Para me facilitar a vida optei por concentrar todos os males do mundo contemporâneo numa única palavra/actividade: o publicismo.
Porque o grosso dos nossos males vem todo daí.
Se não, veja-se: há publicismo na tentativa de assegurar às mentes bem pensantes que justiça não é essencialmente uma forma de vingança – quando na prática o é na maioria dos casos; há publicismo, e do mais abjecto, na actividade das agências de rating – que no essencial é a de inside trading (e que, portanto, deveria ser criminalizável); há publicismo, para o bem e para o mal, em todo o jornalismo do planeta…
Política, indústria, comércio em massa, religiões, cultura, desporto – tudo o que tem algum peso na nossa existência é publicísticodependente.
Exemplifico a natureza do mal.
Há dias li uma notícia que me irritou em todas as direcções: dizia não sei quem (nem tal me interessa) que todo o dinheiro gasto até agora a salvar a banca e o sistema financeiro europeu e americano dava para matar a fome mundial por um período de 600 anos!…
Porque me irritou isto tanto?
Bem, primeiro porque cedi ao populismo da frase/estudo – irritando-me então com a possibilidade de tal poder ser, um pouco que fosse, verdade.
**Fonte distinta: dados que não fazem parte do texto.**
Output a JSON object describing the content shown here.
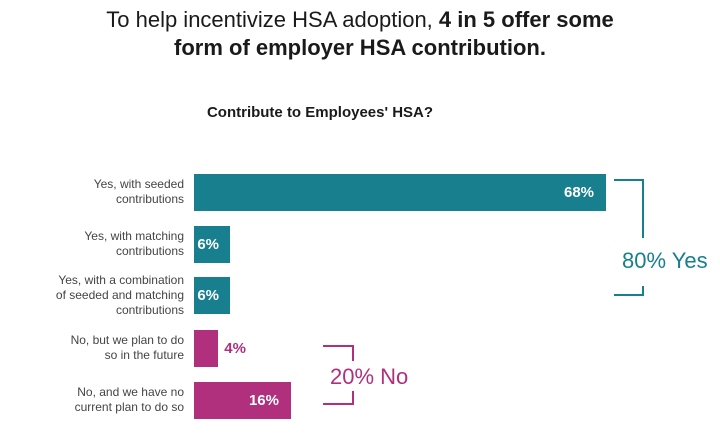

Depois fui-me irritando sucessivamente com várias coisas, a saber: este dinheiro realmente não existe em espécie, é como as dívidas do Sócrates, não serve para nada a não ser para preencher balanços de contabilidade criativa e encher uns quantos bolsos que nunca, em parte alguma, poderão corresponder ao peso de seis séculos da fome mundial (muito embora os seus virtuais utentes pudessem e devessem objectivamente ser lançados às feras mais famintas, a bem destas e de todos nós).
Por fim teríamos as consequências tremendas do tal ‘milagre’ de panificação e pescaria crística, se este alguma vez se verificasse: a população mundial em vez de crescer na proporção mais ou menos aritmética que conhecemos dispararia para valores exponenciais muito mais catastróficos do que a fome propriamente dita.

Cinismo?
Nem por isso.

Acho que algum realismo comportamental irá forçosamente arrefecer as nossas manias das grandezas, fazendo-nos perceber coisas simples como a parvoíce de falar com Ronaldo «por cartaz», ou de juntar umas poupançazitas no depósito «X» quando a guita não chega sequer ao dia 20, ou do pague aqui, desconte acolá e lixe-se lá mais adiante!, ou, simplesmente, de considerar uma mera estatística digna de representação democrática e indiscutível valor operacional (como se todos fôssemos iguais!…).
Porque do que se está a falar, num, noutro e em muitos outros casos, em Portugal, em Andorra ou atrás do sol-posto, é apenas de simples e pura ganância – essa sim, absolutamente cínica.

O filme aí em baixo explica o título que usei neste texto irremediavelmente imprestável.
Apetecia-me ir para a Gorongosa, raios!
Nem que fosse montado num grifo, como o excelente Baudolino do meu querido amigo Eco…

 

Sobre António Eça de Queiroz

Estou em crer que comecei a pensar tarde, lá para os 14 anos, quando levei um tiro exactamente entre os olhos. Sei que iniciei a minha emancipação total já aos 16, depois de ter sido expulso de um colégio Beneditino sob a acusação – correcta – de ser o instigador dum concurso de traques ocorrido no salão de estudo. E assim cheguei à idade adulta, com uma guerra civil no lombo e a certeza de que para um homem se perder não é absolutamente necessário andar encontrado. Tenho um horror visceral às pessoas ditas importantes e uma pena infinita das que se dizem muito sérias. Reajo mal a conselhos – embora ceda a alguns –, tenho o vício dos profetas e sou grande apreciador de lampreia à bordalesa e de boa ficção científica.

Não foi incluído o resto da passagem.